Its design, by the French sculptor André Rivaud who also designed the 1916 War Cross, was similar to the current version, a copper cross pattée concave with the arms filled, enclosed in a laurel wreath and with two crossed short swords superimposed. The cross's arms bear the legend ΑΜΥΝΕΣΘΑΙ ΠΕΡΙ ΠΑΤΡΗΣ ("Defending the fatherland", a quote of Hector from the Iliad). The 1916 version had a phoenix rising from its ashes in the center, while the post-1974 version substitutes the national emblem of Greece. The 1916 version bore the legend ΕΛΛΑΣ 1916–1917 ("Greece 1916–1917") on the reverse (although some medals omit the date or the inscription altogether), while the current version bears the legend ΓΙΑ ΣΤΡΑΤΙΩΤΙΚΗ ΑΞΙΑ ("For Military Merit").
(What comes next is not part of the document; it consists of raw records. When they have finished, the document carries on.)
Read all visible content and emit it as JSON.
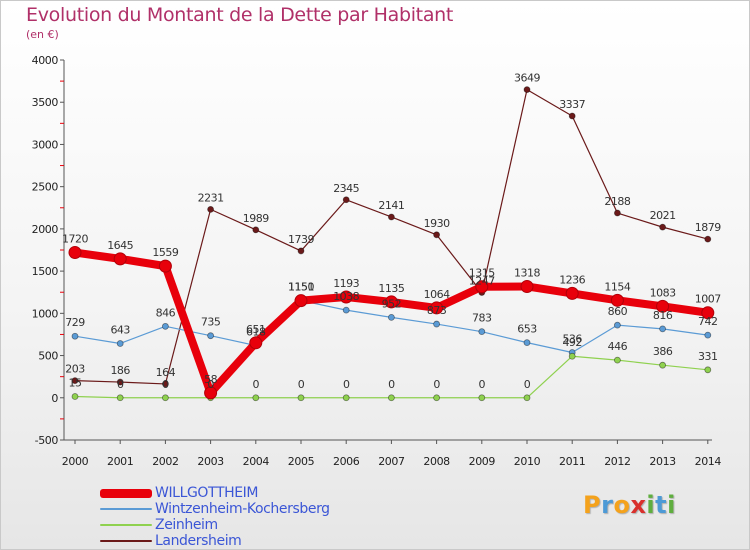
{
  "title": "Evolution du Montant de la Dette par Habitant",
  "subtitle": "(en €)",
  "brand": "Proxiti",
  "brand_colors": [
    "#f4a21c",
    "#4d9ad6",
    "#f4a21c",
    "#d9302c",
    "#5fae3f",
    "#4d9ad6",
    "#5fae3f"
  ],
  "chart_data": {
    "type": "line",
    "title": "Evolution du Montant de la Dette par Habitant",
    "subtitle": "(en €)",
    "xlabel": "",
    "ylabel": "",
    "ylim": [
      -500,
      4000
    ],
    "yticks": [
      -500,
      0,
      500,
      1000,
      1500,
      2000,
      2500,
      3000,
      3500,
      4000
    ],
    "grid": false,
    "legend_position": "bottom-left",
    "x": [
      "2000",
      "2001",
      "2002",
      "2003",
      "2004",
      "2005",
      "2006",
      "2007",
      "2008",
      "2009",
      "2010",
      "2011",
      "2012",
      "2013",
      "2014"
    ],
    "series": [
      {
        "name": "WILLGOTTHEIM",
        "color": "#e8000b",
        "values": [
          1720,
          1645,
          1559,
          58,
          651,
          1150,
          1193,
          1135,
          1064,
          1315,
          1318,
          1236,
          1154,
          1083,
          1007
        ],
        "labels": [
          "1720",
          "1645",
          "1559",
          "58",
          "651",
          "1150",
          "1193",
          "1135",
          "1064",
          "1315",
          "1318",
          "1236",
          "1154",
          "1083",
          "1007"
        ]
      },
      {
        "name": "Wintzenheim-Kochersberg",
        "color": "#5b9bd5",
        "values": [
          729,
          643,
          846,
          735,
          618,
          1151,
          1038,
          952,
          873,
          783,
          653,
          536,
          860,
          816,
          742
        ],
        "labels": [
          "729",
          "643",
          "846",
          "735",
          "618",
          "1151",
          "1038",
          "952",
          "873",
          "783",
          "653",
          "536",
          "860",
          "816",
          "742"
        ]
      },
      {
        "name": "Zeinheim",
        "color": "#8fd14f",
        "values": [
          15,
          0,
          0,
          0,
          0,
          0,
          0,
          0,
          0,
          0,
          0,
          492,
          446,
          386,
          331
        ],
        "labels": [
          "15",
          "0",
          "0",
          "0",
          "0",
          "0",
          "0",
          "0",
          "0",
          "0",
          "0",
          "492",
          "446",
          "386",
          "331"
        ]
      },
      {
        "name": "Landersheim",
        "color": "#6b1a1a",
        "values": [
          203,
          186,
          164,
          2231,
          1989,
          1739,
          2345,
          2141,
          1930,
          1247,
          3649,
          3337,
          2188,
          2021,
          1879
        ],
        "labels": [
          "203",
          "186",
          "164",
          "2231",
          "1989",
          "1739",
          "2345",
          "2141",
          "1930",
          "1247",
          "3649",
          "3337",
          "2188",
          "2021",
          "1879"
        ]
      }
    ]
  }
}
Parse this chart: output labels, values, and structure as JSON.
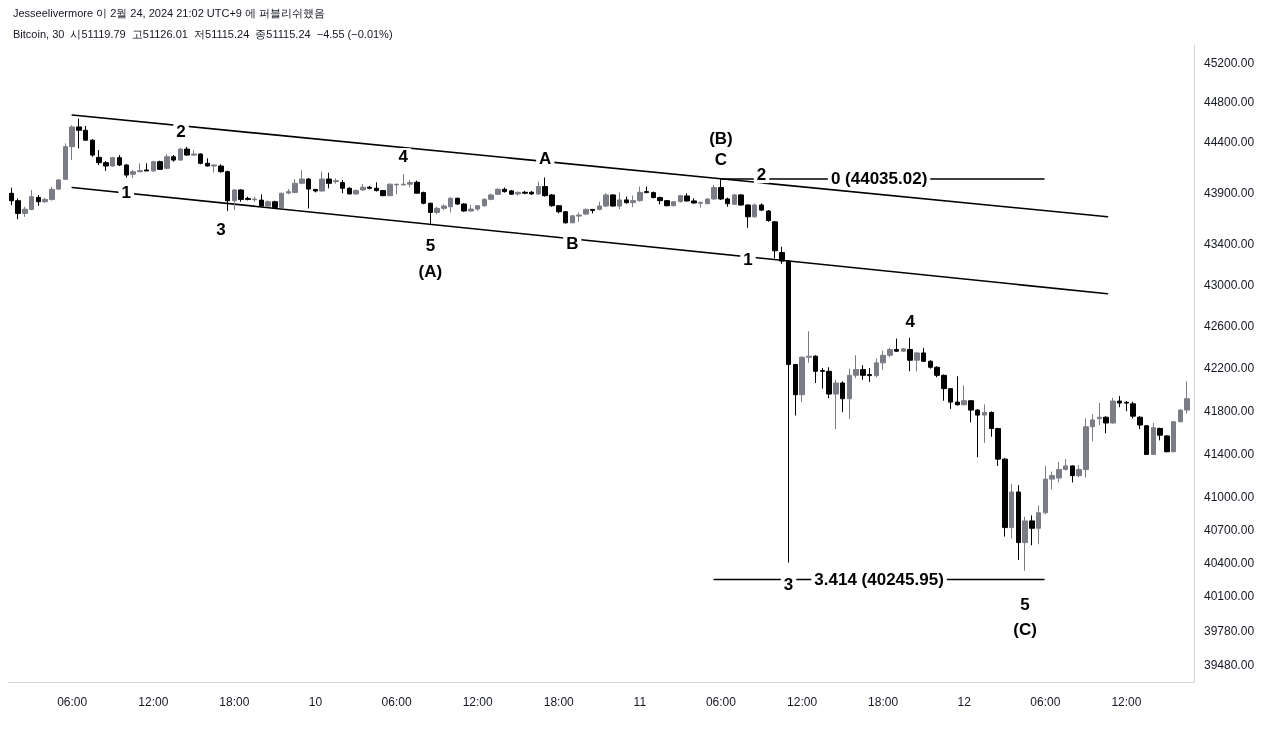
{
  "chart_data": {
    "type": "candlestick",
    "title": "Jesseelivermore 이 2월 24, 2024 21:02 UTC+9 에 퍼블리쉬했음",
    "subtitle": "Bitcoin, 30  시51119.79  고51126.01  저51115.24  종51115.24  −4.55 (−0.01%)",
    "log": "y",
    "grid": false,
    "xlim": [
      "2024-02-09T01:15",
      "2024-02-12T17:00"
    ],
    "xticks": [
      {
        "value": "2024-02-09T06:00",
        "label": "06:00"
      },
      {
        "value": "2024-02-09T12:00",
        "label": "12:00"
      },
      {
        "value": "2024-02-09T18:00",
        "label": "18:00"
      },
      {
        "value": "2024-02-10",
        "label": "10"
      },
      {
        "value": "2024-02-10T06:00",
        "label": "06:00"
      },
      {
        "value": "2024-02-10T12:00",
        "label": "12:00"
      },
      {
        "value": "2024-02-10T18:00",
        "label": "18:00"
      },
      {
        "value": "2024-02-11",
        "label": "11"
      },
      {
        "value": "2024-02-11T06:00",
        "label": "06:00"
      },
      {
        "value": "2024-02-11T12:00",
        "label": "12:00"
      },
      {
        "value": "2024-02-11T18:00",
        "label": "18:00"
      },
      {
        "value": "2024-02-12",
        "label": "12"
      },
      {
        "value": "2024-02-12T06:00",
        "label": "06:00"
      },
      {
        "value": "2024-02-12T12:00",
        "label": "12:00"
      }
    ],
    "ylim": [
      39330,
      45380
    ],
    "yticks": [
      {
        "value": 45200,
        "label": "45200.00"
      },
      {
        "value": 44800,
        "label": "44800.00"
      },
      {
        "value": 44400,
        "label": "44400.00"
      },
      {
        "value": 43900,
        "label": "43900.00"
      },
      {
        "value": 43400,
        "label": "43400.00"
      },
      {
        "value": 43000,
        "label": "43000.00"
      },
      {
        "value": 42600,
        "label": "42600.00"
      },
      {
        "value": 42200,
        "label": "42200.00"
      },
      {
        "value": 41800,
        "label": "41800.00"
      },
      {
        "value": 41400,
        "label": "41400.00"
      },
      {
        "value": 41000,
        "label": "41000.00"
      },
      {
        "value": 40700,
        "label": "40700.00"
      },
      {
        "value": 40400,
        "label": "40400.00"
      },
      {
        "value": 40100,
        "label": "40100.00"
      },
      {
        "value": 39780,
        "label": "39780.00"
      },
      {
        "value": 39480,
        "label": "39480.00"
      }
    ],
    "x": [
      "2024-02-09T01:30",
      "2024-02-09T02:00",
      "2024-02-09T02:30",
      "2024-02-09T03:00",
      "2024-02-09T03:30",
      "2024-02-09T04:00",
      "2024-02-09T04:30",
      "2024-02-09T05:00",
      "2024-02-09T05:30",
      "2024-02-09T06:00",
      "2024-02-09T06:30",
      "2024-02-09T07:00",
      "2024-02-09T07:30",
      "2024-02-09T08:00",
      "2024-02-09T08:30",
      "2024-02-09T09:00",
      "2024-02-09T09:30",
      "2024-02-09T10:00",
      "2024-02-09T10:30",
      "2024-02-09T11:00",
      "2024-02-09T11:30",
      "2024-02-09T12:00",
      "2024-02-09T12:30",
      "2024-02-09T13:00",
      "2024-02-09T13:30",
      "2024-02-09T14:00",
      "2024-02-09T14:30",
      "2024-02-09T15:00",
      "2024-02-09T15:30",
      "2024-02-09T16:00",
      "2024-02-09T16:30",
      "2024-02-09T17:00",
      "2024-02-09T17:30",
      "2024-02-09T18:00",
      "2024-02-09T18:30",
      "2024-02-09T19:00",
      "2024-02-09T19:30",
      "2024-02-09T20:00",
      "2024-02-09T20:30",
      "2024-02-09T21:00",
      "2024-02-09T21:30",
      "2024-02-09T22:00",
      "2024-02-09T22:30",
      "2024-02-09T23:00",
      "2024-02-09T23:30",
      "2024-02-10T00:00",
      "2024-02-10T00:30",
      "2024-02-10T01:00",
      "2024-02-10T01:30",
      "2024-02-10T02:00",
      "2024-02-10T02:30",
      "2024-02-10T03:00",
      "2024-02-10T03:30",
      "2024-02-10T04:00",
      "2024-02-10T04:30",
      "2024-02-10T05:00",
      "2024-02-10T05:30",
      "2024-02-10T06:00",
      "2024-02-10T06:30",
      "2024-02-10T07:00",
      "2024-02-10T07:30",
      "2024-02-10T08:00",
      "2024-02-10T08:30",
      "2024-02-10T09:00",
      "2024-02-10T09:30",
      "2024-02-10T10:00",
      "2024-02-10T10:30",
      "2024-02-10T11:00",
      "2024-02-10T11:30",
      "2024-02-10T12:00",
      "2024-02-10T12:30",
      "2024-02-10T13:00",
      "2024-02-10T13:30",
      "2024-02-10T14:00",
      "2024-02-10T14:30",
      "2024-02-10T15:00",
      "2024-02-10T15:30",
      "2024-02-10T16:00",
      "2024-02-10T16:30",
      "2024-02-10T17:00",
      "2024-02-10T17:30",
      "2024-02-10T18:00",
      "2024-02-10T18:30",
      "2024-02-10T19:00",
      "2024-02-10T19:30",
      "2024-02-10T20:00",
      "2024-02-10T20:30",
      "2024-02-10T21:00",
      "2024-02-10T21:30",
      "2024-02-10T22:00",
      "2024-02-10T22:30",
      "2024-02-10T23:00",
      "2024-02-10T23:30",
      "2024-02-11T00:00",
      "2024-02-11T00:30",
      "2024-02-11T01:00",
      "2024-02-11T01:30",
      "2024-02-11T02:00",
      "2024-02-11T02:30",
      "2024-02-11T03:00",
      "2024-02-11T03:30",
      "2024-02-11T04:00",
      "2024-02-11T04:30",
      "2024-02-11T05:00",
      "2024-02-11T05:30",
      "2024-02-11T06:00",
      "2024-02-11T06:30",
      "2024-02-11T07:00",
      "2024-02-11T07:30",
      "2024-02-11T08:00",
      "2024-02-11T08:30",
      "2024-02-11T09:00",
      "2024-02-11T09:30",
      "2024-02-11T10:00",
      "2024-02-11T10:30",
      "2024-02-11T11:00",
      "2024-02-11T11:30",
      "2024-02-11T12:00",
      "2024-02-11T12:30",
      "2024-02-11T13:00",
      "2024-02-11T13:30",
      "2024-02-11T14:00",
      "2024-02-11T14:30",
      "2024-02-11T15:00",
      "2024-02-11T15:30",
      "2024-02-11T16:00",
      "2024-02-11T16:30",
      "2024-02-11T17:00",
      "2024-02-11T17:30",
      "2024-02-11T18:00",
      "2024-02-11T18:30",
      "2024-02-11T19:00",
      "2024-02-11T19:30",
      "2024-02-11T20:00",
      "2024-02-11T20:30",
      "2024-02-11T21:00",
      "2024-02-11T21:30",
      "2024-02-11T22:00",
      "2024-02-11T22:30",
      "2024-02-11T23:00",
      "2024-02-11T23:30",
      "2024-02-12T00:00",
      "2024-02-12T00:30",
      "2024-02-12T01:00",
      "2024-02-12T01:30",
      "2024-02-12T02:00",
      "2024-02-12T02:30",
      "2024-02-12T03:00",
      "2024-02-12T03:30",
      "2024-02-12T04:00",
      "2024-02-12T04:30",
      "2024-02-12T05:00",
      "2024-02-12T05:30",
      "2024-02-12T06:00",
      "2024-02-12T06:30",
      "2024-02-12T07:00",
      "2024-02-12T07:30",
      "2024-02-12T08:00",
      "2024-02-12T08:30",
      "2024-02-12T09:00",
      "2024-02-12T09:30",
      "2024-02-12T10:00",
      "2024-02-12T10:30",
      "2024-02-12T11:00",
      "2024-02-12T11:30",
      "2024-02-12T12:00",
      "2024-02-12T12:30",
      "2024-02-12T13:00",
      "2024-02-12T13:30",
      "2024-02-12T14:00",
      "2024-02-12T14:30",
      "2024-02-12T15:00",
      "2024-02-12T15:30",
      "2024-02-12T16:00",
      "2024-02-12T16:30"
    ],
    "ohlc": [
      [
        43893,
        43949,
        43777,
        43820
      ],
      [
        43820,
        43843,
        43638,
        43695
      ],
      [
        43695,
        43760,
        43662,
        43737
      ],
      [
        43734,
        43926,
        43728,
        43860
      ],
      [
        43853,
        43876,
        43770,
        43810
      ],
      [
        43810,
        43850,
        43800,
        43833
      ],
      [
        43833,
        43958,
        43820,
        43932
      ],
      [
        43935,
        44034,
        43926,
        44025
      ],
      [
        44031,
        44388,
        44025,
        44355
      ],
      [
        44355,
        44569,
        44222,
        44552
      ],
      [
        44552,
        44635,
        44338,
        44519
      ],
      [
        44519,
        44562,
        44414,
        44420
      ],
      [
        44420,
        44430,
        44255,
        44272
      ],
      [
        44249,
        44322,
        44173,
        44196
      ],
      [
        44196,
        44213,
        44114,
        44163
      ],
      [
        44163,
        44255,
        44157,
        44246
      ],
      [
        44246,
        44272,
        44163,
        44173
      ],
      [
        44173,
        44183,
        44048,
        44074
      ],
      [
        44081,
        44124,
        44041,
        44107
      ],
      [
        44107,
        44190,
        44100,
        44117
      ],
      [
        44124,
        44190,
        44114,
        44114
      ],
      [
        44114,
        44216,
        44107,
        44206
      ],
      [
        44206,
        44216,
        44124,
        44130
      ],
      [
        44140,
        44279,
        44130,
        44255
      ],
      [
        44255,
        44272,
        44206,
        44222
      ],
      [
        44222,
        44345,
        44216,
        44331
      ],
      [
        44331,
        44354,
        44265,
        44272
      ],
      [
        44272,
        44322,
        44265,
        44282
      ],
      [
        44282,
        44289,
        44180,
        44190
      ],
      [
        44190,
        44239,
        44157,
        44163
      ],
      [
        44163,
        44180,
        44100,
        44173
      ],
      [
        44163,
        44180,
        44097,
        44107
      ],
      [
        44107,
        44117,
        43718,
        43820
      ],
      [
        43820,
        43935,
        43728,
        43926
      ],
      [
        43926,
        43935,
        43810,
        43833
      ],
      [
        43843,
        43860,
        43823,
        43833
      ],
      [
        43830,
        43860,
        43810,
        43836
      ],
      [
        43826,
        43883,
        43760,
        43767
      ],
      [
        43767,
        43823,
        43757,
        43810
      ],
      [
        43810,
        43820,
        43744,
        43754
      ],
      [
        43754,
        43902,
        43751,
        43893
      ],
      [
        43896,
        43935,
        43883,
        43909
      ],
      [
        43902,
        44034,
        43893,
        43992
      ],
      [
        43992,
        44124,
        43982,
        44034
      ],
      [
        44034,
        44041,
        43744,
        43935
      ],
      [
        43932,
        43935,
        43902,
        43916
      ],
      [
        43916,
        44107,
        43909,
        44034
      ],
      [
        44034,
        44097,
        43942,
        43992
      ],
      [
        44008,
        44041,
        43988,
        44018
      ],
      [
        43999,
        44025,
        43894,
        43943
      ],
      [
        43943,
        43953,
        43884,
        43887
      ],
      [
        43887,
        43933,
        43877,
        43920
      ],
      [
        43927,
        43986,
        43917,
        43953
      ],
      [
        43953,
        43966,
        43933,
        43943
      ],
      [
        43943,
        44002,
        43910,
        43920
      ],
      [
        43920,
        43927,
        43864,
        43870
      ],
      [
        43870,
        43992,
        43864,
        43983
      ],
      [
        43976,
        43986,
        43884,
        43983
      ],
      [
        43976,
        44082,
        43969,
        43983
      ],
      [
        43983,
        44025,
        43953,
        43999
      ],
      [
        44002,
        44019,
        43894,
        43894
      ],
      [
        43900,
        43910,
        43785,
        43795
      ],
      [
        43795,
        43801,
        43587,
        43705
      ],
      [
        43705,
        43761,
        43689,
        43745
      ],
      [
        43745,
        43785,
        43728,
        43768
      ],
      [
        43761,
        43854,
        43705,
        43844
      ],
      [
        43844,
        43851,
        43778,
        43788
      ],
      [
        43788,
        43795,
        43712,
        43719
      ],
      [
        43719,
        43778,
        43712,
        43738
      ],
      [
        43738,
        43778,
        43722,
        43771
      ],
      [
        43771,
        43844,
        43761,
        43834
      ],
      [
        43834,
        43890,
        43824,
        43877
      ],
      [
        43884,
        43943,
        43877,
        43933
      ],
      [
        43933,
        43950,
        43900,
        43910
      ],
      [
        43917,
        43927,
        43877,
        43884
      ],
      [
        43887,
        43910,
        43870,
        43903
      ],
      [
        43903,
        43917,
        43884,
        43894
      ],
      [
        43903,
        43917,
        43877,
        43887
      ],
      [
        43887,
        44009,
        43877,
        43960
      ],
      [
        43960,
        44049,
        43861,
        43870
      ],
      [
        43877,
        43887,
        43761,
        43771
      ],
      [
        43771,
        43778,
        43696,
        43712
      ],
      [
        43712,
        43719,
        43597,
        43603
      ],
      [
        43603,
        43679,
        43603,
        43672
      ],
      [
        43669,
        43705,
        43613,
        43679
      ],
      [
        43689,
        43745,
        43679,
        43735
      ],
      [
        43735,
        43738,
        43696,
        43725
      ],
      [
        43735,
        43811,
        43725,
        43768
      ],
      [
        43768,
        43894,
        43758,
        43877
      ],
      [
        43877,
        43884,
        43761,
        43768
      ],
      [
        43768,
        43903,
        43738,
        43828
      ],
      [
        43828,
        43861,
        43791,
        43801
      ],
      [
        43801,
        43870,
        43758,
        43821
      ],
      [
        43821,
        43960,
        43811,
        43903
      ],
      [
        43910,
        43960,
        43894,
        43900
      ],
      [
        43900,
        43910,
        43844,
        43851
      ],
      [
        43851,
        43861,
        43785,
        43821
      ],
      [
        43821,
        43828,
        43765,
        43771
      ],
      [
        43771,
        43811,
        43765,
        43811
      ],
      [
        43811,
        43877,
        43804,
        43870
      ],
      [
        43867,
        43893,
        43811,
        43818
      ],
      [
        43818,
        43844,
        43791,
        43798
      ],
      [
        43795,
        43811,
        43752,
        43804
      ],
      [
        43791,
        43844,
        43785,
        43837
      ],
      [
        43837,
        43976,
        43831,
        43950
      ],
      [
        43950,
        44035,
        43827,
        43837
      ],
      [
        43837,
        43851,
        43761,
        43791
      ],
      [
        43785,
        43887,
        43778,
        43877
      ],
      [
        43877,
        43887,
        43771,
        43778
      ],
      [
        43778,
        43785,
        43554,
        43662
      ],
      [
        43662,
        43794,
        43653,
        43778
      ],
      [
        43778,
        43794,
        43719,
        43728
      ],
      [
        43719,
        43729,
        43613,
        43626
      ],
      [
        43613,
        43620,
        43257,
        43330
      ],
      [
        43313,
        43370,
        43203,
        43230
      ],
      [
        43230,
        43237,
        40400,
        42237
      ],
      [
        42237,
        42243,
        41756,
        41952
      ],
      [
        41952,
        42316,
        41881,
        42306
      ],
      [
        42306,
        42554,
        42253,
        42316
      ],
      [
        42316,
        42325,
        42062,
        42173
      ],
      [
        42180,
        42205,
        42009,
        42173
      ],
      [
        42173,
        42211,
        41920,
        41958
      ],
      [
        41958,
        42094,
        41628,
        42062
      ],
      [
        42062,
        42078,
        41787,
        41914
      ],
      [
        41914,
        42198,
        41724,
        42135
      ],
      [
        42135,
        42325,
        42108,
        42189
      ],
      [
        42189,
        42230,
        42094,
        42135
      ],
      [
        42142,
        42205,
        42072,
        42132
      ],
      [
        42132,
        42294,
        42116,
        42253
      ],
      [
        42253,
        42370,
        42189,
        42325
      ],
      [
        42325,
        42395,
        42306,
        42380
      ],
      [
        42380,
        42484,
        42357,
        42364
      ],
      [
        42364,
        42395,
        42357,
        42386
      ],
      [
        42380,
        42491,
        42173,
        42278
      ],
      [
        42278,
        42357,
        42173,
        42347
      ],
      [
        42347,
        42395,
        42262,
        42268
      ],
      [
        42268,
        42278,
        42198,
        42211
      ],
      [
        42211,
        42221,
        42116,
        42135
      ],
      [
        42135,
        42142,
        41895,
        42009
      ],
      [
        42009,
        42015,
        41818,
        41882
      ],
      [
        41882,
        42126,
        41850,
        41857
      ],
      [
        41857,
        42040,
        41850,
        41895
      ],
      [
        41895,
        41901,
        41692,
        41807
      ],
      [
        41807,
        41817,
        41367,
        41760
      ],
      [
        41760,
        41861,
        41500,
        41785
      ],
      [
        41785,
        41795,
        41558,
        41634
      ],
      [
        41634,
        41640,
        41286,
        41349
      ],
      [
        41349,
        41360,
        40636,
        40718
      ],
      [
        40718,
        41117,
        40618,
        41045
      ],
      [
        41045,
        41108,
        40424,
        40581
      ],
      [
        40581,
        40818,
        40325,
        40779
      ],
      [
        40779,
        40830,
        40557,
        40712
      ],
      [
        40712,
        40921,
        40566,
        40854
      ],
      [
        40854,
        41286,
        40839,
        41164
      ],
      [
        41164,
        41234,
        41069,
        41196
      ],
      [
        41174,
        41324,
        41133,
        41253
      ],
      [
        41253,
        41349,
        41243,
        41286
      ],
      [
        41286,
        41292,
        41133,
        41196
      ],
      [
        41196,
        41292,
        41180,
        41253
      ],
      [
        41253,
        41730,
        41180,
        41651
      ],
      [
        41651,
        41769,
        41514,
        41715
      ],
      [
        41727,
        41876,
        41667,
        41740
      ],
      [
        41740,
        41750,
        41590,
        41686
      ],
      [
        41686,
        41923,
        41680,
        41892
      ],
      [
        41892,
        41940,
        41835,
        41873
      ],
      [
        41880,
        41892,
        41797,
        41873
      ],
      [
        41866,
        41886,
        41730,
        41750
      ],
      [
        41740,
        41750,
        41629,
        41667
      ],
      [
        41660,
        41667,
        41387,
        41393
      ],
      [
        41393,
        41686,
        41387,
        41642
      ],
      [
        41635,
        41642,
        41524,
        41572
      ],
      [
        41565,
        41572,
        41412,
        41418
      ],
      [
        41418,
        41705,
        41412,
        41698
      ],
      [
        41698,
        41817,
        41692,
        41807
      ],
      [
        41807,
        42078,
        41775,
        41914
      ]
    ],
    "series": [
      {
        "type": "line",
        "color": "#000000",
        "x": [
          "2024-02-09T06:00",
          "2024-02-12T10:36"
        ],
        "values": [
          44672,
          43662
        ]
      },
      {
        "type": "line",
        "color": "#000000",
        "x": [
          "2024-02-09T06:00",
          "2024-02-12T10:36"
        ],
        "values": [
          43950,
          42914
        ]
      },
      {
        "type": "line",
        "color": "#000000",
        "x": [
          "2024-02-11T06:00",
          "2024-02-12T05:54"
        ],
        "values": [
          44035.02,
          44035.02
        ]
      },
      {
        "type": "line",
        "color": "#000000",
        "x": [
          "2024-02-11T05:30",
          "2024-02-12T05:54"
        ],
        "values": [
          40245.95,
          40245.95
        ]
      }
    ],
    "annotations": [
      {
        "text": "1",
        "x": "2024-02-09T10:00",
        "y": 43900
      },
      {
        "text": "2",
        "x": "2024-02-09T14:03",
        "y": 44504
      },
      {
        "text": "3",
        "x": "2024-02-09T17:00",
        "y": 43534
      },
      {
        "text": "4",
        "x": "2024-02-10T06:30",
        "y": 44256
      },
      {
        "text": "5",
        "x": "2024-02-10T08:30",
        "y": 43385
      },
      {
        "text": "(A)",
        "x": "2024-02-10T08:30",
        "y": 43130
      },
      {
        "text": "A",
        "x": "2024-02-10T17:00",
        "y": 44237
      },
      {
        "text": "B",
        "x": "2024-02-10T19:00",
        "y": 43405
      },
      {
        "text": "(B)",
        "x": "2024-02-11T06:00",
        "y": 44435
      },
      {
        "text": "C",
        "x": "2024-02-11T06:00",
        "y": 44227
      },
      {
        "text": "2",
        "x": "2024-02-11T09:00",
        "y": 44078
      },
      {
        "text": "1",
        "x": "2024-02-11T08:00",
        "y": 43250
      },
      {
        "text": "0 (44035.02)",
        "x": "2024-02-11T17:42",
        "y": 44035.02
      },
      {
        "text": "4",
        "x": "2024-02-11T20:00",
        "y": 42650
      },
      {
        "text": "3",
        "x": "2024-02-11T11:00",
        "y": 40200
      },
      {
        "text": "3.414 (40245.95)",
        "x": "2024-02-11T17:42",
        "y": 40245.95
      },
      {
        "text": "5",
        "x": "2024-02-12T04:30",
        "y": 40018
      },
      {
        "text": "(C)",
        "x": "2024-02-12T04:30",
        "y": 39800
      }
    ]
  }
}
The 1916 version was suspended by a yellow ribbon with two black stripes, while the current version's ribbon has three equal blue-white-blue stripes, edged with yellow. When worn as a ribbon bar, the circular wreaths were substituted by branches. Due to the scarcity of officially sanctioned devices in the period 1916–1922, awardees often made use of similar devices from other medals, especially the French Croix de Guerre. The 1974 version has only three classes, distinguished by a bronze, silver and gilded laurel branches. The 3rd class is reserved for lower officers, the second class for mid-level officers, and the first class for flag ranks.